3) I found it interesting that priests/priestesses are able to change or reform their bodies in the pool, during their initiation. If it were possible, would you want to make use of this power or not?

That was interesting! If it were possible, I’d definitely make use of it, though, yes. I’d go for generally small changes (such as eyesight correction), though. I’m pretty okay with the way I am now. It’s just little niggly things (and the fatigue, but I don’t think there’s much the magical pool of magicalness could do about that).

4) A few familiar faces show up from Three Parts Dead, Cat and Ms. Kevarian! Is this how you would have expected them to be living, after the events of that novel? [Three Parts Dead spoiler warning for answers to this question]

Ms. Kevarian, yes. Cat… not so much. I’m not quite sure what I was expecting and I don’t yet know enough about her story post-Three Parts Dead to tell whether it maps onto anything I might have been expecting. If that makes sense. I try not to dwell on what happens after a story is concluded because I’ve got more than enough of them swarming and swamping my mind as it is. (I am the world’s worst fan.)

It’s easy to answer what I expected of Ms. Kevarian’s life since Three Parts Dead pretty much spelled out that she was going to keep working as a Craftswoman the way we see here. Cat’s fate was left, as I recall, a lot murkier and Full Fathom Five hints at some pretty big changes for her.

5) Izza is in a difficult situation; she wants to take care of the other street children, but she also wants to protect herself. What do you think of how she is attempting to meet both goals? Do you think she was right to stop leading the stories and rituals for the other children?

Can I say ‘both’? Because it’s one of those questions that’s all about perception and angles. Even if we take just one of the two, ah, groups (Izza or the children) the answer is going to depend on how you look at it.

I was surprised that she didn’t seem to be stealing anything for herself, though, and intrigued by how much she’s living day-by-day.

6) There is a lot that is hinted near the end of this section, with the line “Howl, Bound World” and the poet Edmond Margot. What do you think it is that ties together Seven Alpha, Kai, Izza, and Margot?

I have no clue whatsoever as of yet. So I shall offer the wild speculation that Cat and her issues with Seryl are what ties everything together. Also those shards of Seryl that got mentioned relatively off-handedly. I could see Cat being sent to look for them and, for all I know, they’re what powers Kai’s pool or the idols.

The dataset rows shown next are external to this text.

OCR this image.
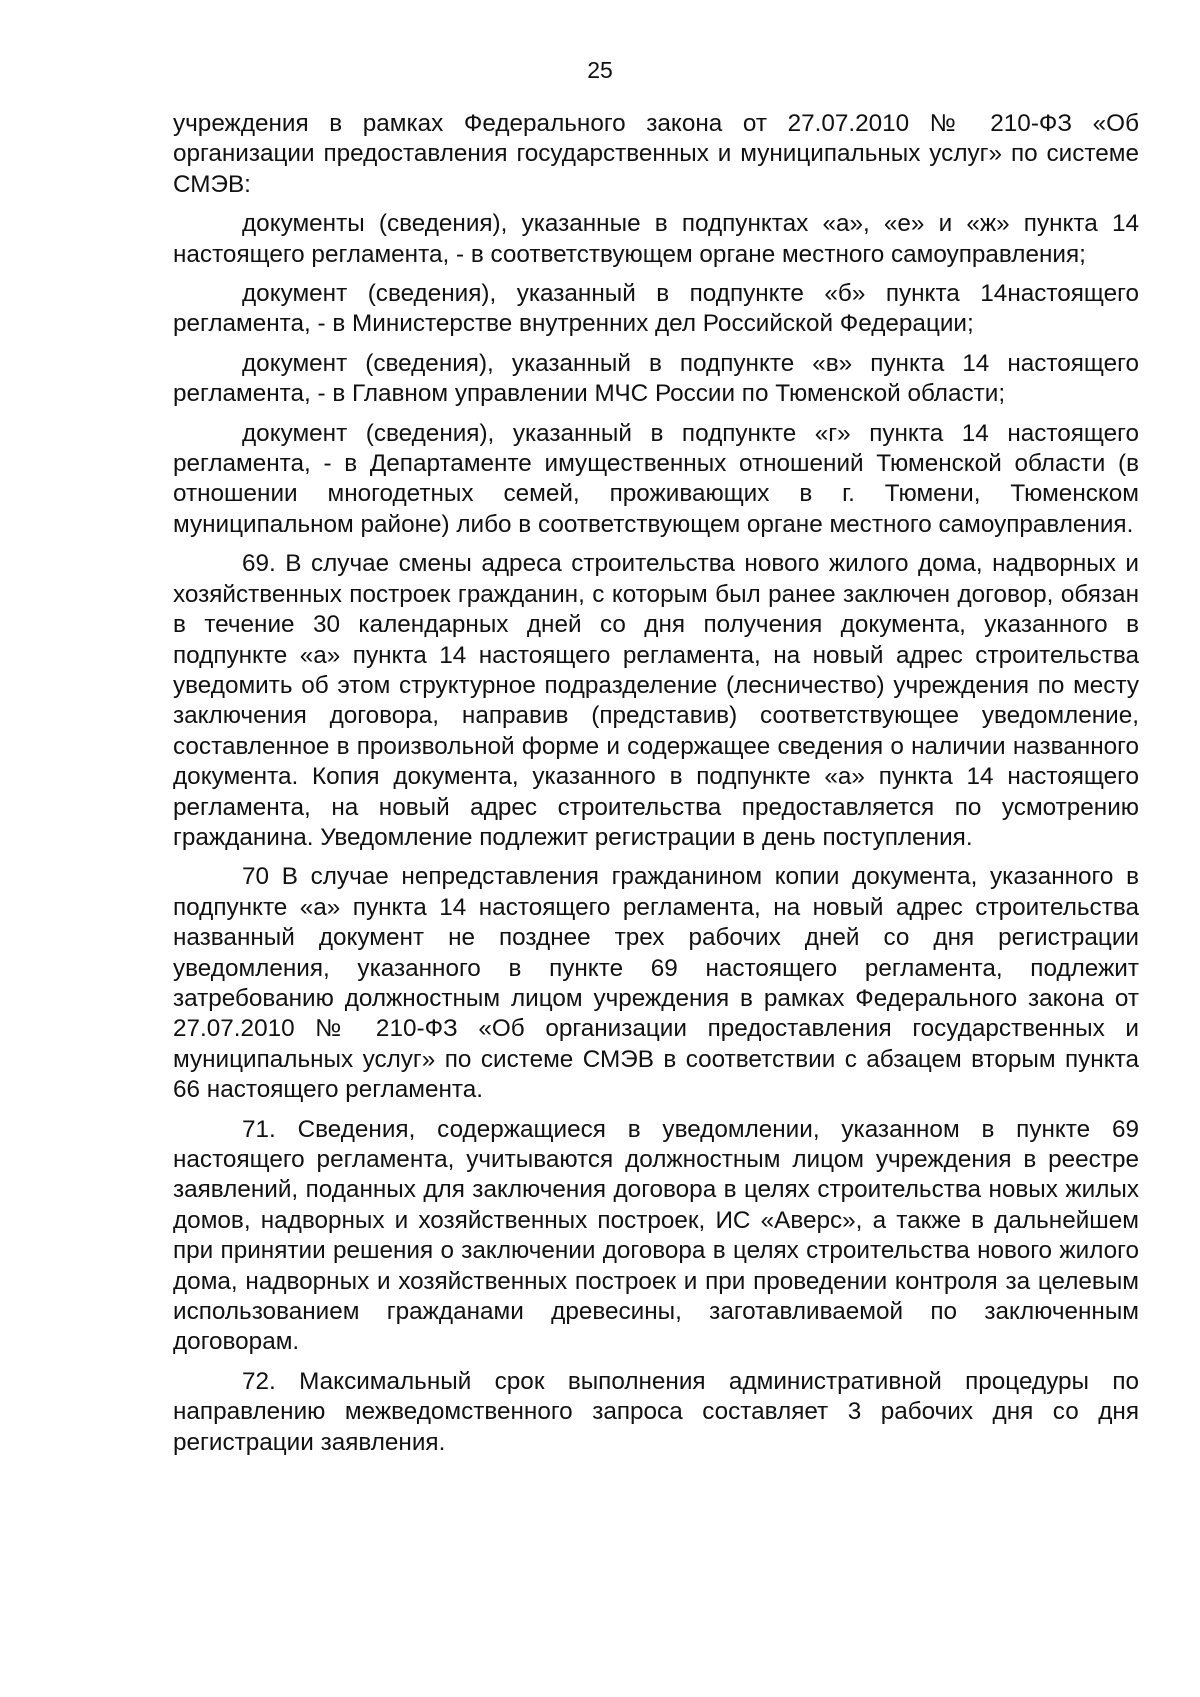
25

учреждения в рамках Федерального закона от 27.07.2010 № 210-ФЗ «Об организации предоставления государственных и муниципальных услуг» по системе СМЭВ:

документы (сведения), указанные в подпунктах «а», «е» и «ж» пункта 14 настоящего регламента, - в соответствующем органе местного самоуправления;

документ (сведения), указанный в подпункте «б» пункта 14настоящего регламента, - в Министерстве внутренних дел Российской Федерации;

документ (сведения), указанный в подпункте «в» пункта 14 настоящего регламента, - в Главном управлении МЧС России по Тюменской области;

документ (сведения), указанный в подпункте «г» пункта 14 настоящего регламента, - в Департаменте имущественных отношений Тюменской области (в отношении многодетных семей, проживающих в г. Тюмени, Тюменском муниципальном районе) либо в соответствующем органе местного самоуправления.

69. В случае смены адреса строительства нового жилого дома, надворных и хозяйственных построек гражданин, с которым был ранее заключен договор, обязан в течение 30 календарных дней со дня получения документа, указанного в подпункте «а» пункта 14 настоящего регламента, на новый адрес строительства уведомить об этом структурное подразделение (лесничество) учреждения по месту заключения договора, направив (представив) соответствующее уведомление, составленное в произвольной форме и содержащее сведения о наличии названного документа. Копия документа, указанного в подпункте «а» пункта 14 настоящего регламента, на новый адрес строительства предоставляется по усмотрению гражданина. Уведомление подлежит регистрации в день поступления.

70 В случае непредставления гражданином копии документа, указанного в подпункте «а» пункта 14 настоящего регламента, на новый адрес строительства названный документ не позднее трех рабочих дней со дня регистрации уведомления, указанного в пункте 69 настоящего регламента, подлежит затребованию должностным лицом учреждения в рамках Федерального закона от 27.07.2010 № 210-ФЗ «Об организации предоставления государственных и муниципальных услуг» по системе СМЭВ в соответствии с абзацем вторым пункта 66 настоящего регламента.

71. Сведения, содержащиеся в уведомлении, указанном в пункте 69 настоящего регламента, учитываются должностным лицом учреждения в реестре заявлений, поданных для заключения договора в целях строительства новых жилых домов, надворных и хозяйственных построек, ИС «Аверс», а также в дальнейшем при принятии решения о заключении договора в целях строительства нового жилого дома, надворных и хозяйственных построек и при проведении контроля за целевым использованием гражданами древесины, заготавливаемой по заключенным договорам.

72. Максимальный срок выполнения административной процедуры по направлению межведомственного запроса составляет 3 рабочих дня со дня регистрации заявления.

I did notice that the book has mention of more missing gods, though, so I suspect that those will show up in plot-important ways at some point. Put that way, perhaps “Howl, Bound World” is a god’s way of saying “Help me. I’m tied up and want to be free”. Which, you’ll note, is pretty much how the book has styled it and, so far, Gladstone has had a tendency to throw out red herrings and go with the expected plot anyway. (Who knows. Maybe this time I’ll actually be somewhere close to the mark with my guessing!)